Notes on the SSH3 plugin system

[EthanHeilman]

The SSH3 authentication plugin system was introduced in https://github.com/francoismichel/ssh3/pull/135

SSH3 uses init to enable a plugin to register itself as an server or client side auth plugin.

• Client side auth plugin is how the client adds its authentication to a request
• Server side auth plugin is how the server checks the authentication the client added (server side auth is not how the server authenticates itself to the client)

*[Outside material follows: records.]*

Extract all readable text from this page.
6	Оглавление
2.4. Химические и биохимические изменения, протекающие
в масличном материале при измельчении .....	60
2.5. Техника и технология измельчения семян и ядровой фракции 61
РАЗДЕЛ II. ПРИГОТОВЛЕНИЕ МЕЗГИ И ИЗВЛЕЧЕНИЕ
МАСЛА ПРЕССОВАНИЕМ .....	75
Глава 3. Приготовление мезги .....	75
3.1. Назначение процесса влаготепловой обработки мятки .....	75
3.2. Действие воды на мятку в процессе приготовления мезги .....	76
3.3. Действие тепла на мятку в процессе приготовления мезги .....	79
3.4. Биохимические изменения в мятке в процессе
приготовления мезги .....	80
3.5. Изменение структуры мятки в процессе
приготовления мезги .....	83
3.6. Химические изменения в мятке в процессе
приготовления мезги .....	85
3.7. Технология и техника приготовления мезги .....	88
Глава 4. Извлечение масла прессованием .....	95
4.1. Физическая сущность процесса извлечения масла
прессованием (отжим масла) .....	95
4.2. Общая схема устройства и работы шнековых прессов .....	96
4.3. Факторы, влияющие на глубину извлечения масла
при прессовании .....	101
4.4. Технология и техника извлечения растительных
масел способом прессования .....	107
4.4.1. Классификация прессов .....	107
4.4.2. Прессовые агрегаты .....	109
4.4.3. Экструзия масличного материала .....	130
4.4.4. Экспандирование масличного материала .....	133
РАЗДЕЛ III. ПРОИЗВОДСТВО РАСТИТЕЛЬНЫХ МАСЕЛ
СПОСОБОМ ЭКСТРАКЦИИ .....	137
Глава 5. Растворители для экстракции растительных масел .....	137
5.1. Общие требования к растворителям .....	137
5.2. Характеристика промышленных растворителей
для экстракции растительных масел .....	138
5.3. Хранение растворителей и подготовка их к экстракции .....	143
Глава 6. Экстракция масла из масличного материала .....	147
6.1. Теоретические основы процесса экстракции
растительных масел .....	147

How SSH3 authenticates with ssh keys

Should be a fairly simple to add since the existing plugin uses ssh keys. SSH3 creates a JWT called token:

token := jwt.NewWithClaims(signingMethod, jwt.MapClaims{
  "iss":       username,
  "iat":       jwt.NewNumericDate(time.Now()),
  "exp":       jwt.NewNumericDate(time.Now().Add(10 * time.Second)),
  "sub":       "ssh3",
  "aud":       "unused",
  "client_id": fmt.Sprintf("ssh3-%s", username),
  "jti":       b64ConvID,
})
signedString, err := token.SignedString(key)

where key is the ssh key and b64ConvID is the conversation id. They then set the JWT as the HTTP Authorization header. As the conversation id is unpredictable and set by the server this JWT acts as a POP (Proof of Possession) of the ssh key.

How to add OpenPubkey as a plugin

We can almost completely reuse this pattern in OpenPubkey.

Create JWT that includes PK Token and is signed with user's signing key.

The main unknown is how to determine which identity and OpenID Providers to trust. This is likely already solved in SSH3 as it supports OIDC. I just need to figure out how SSH3 does this.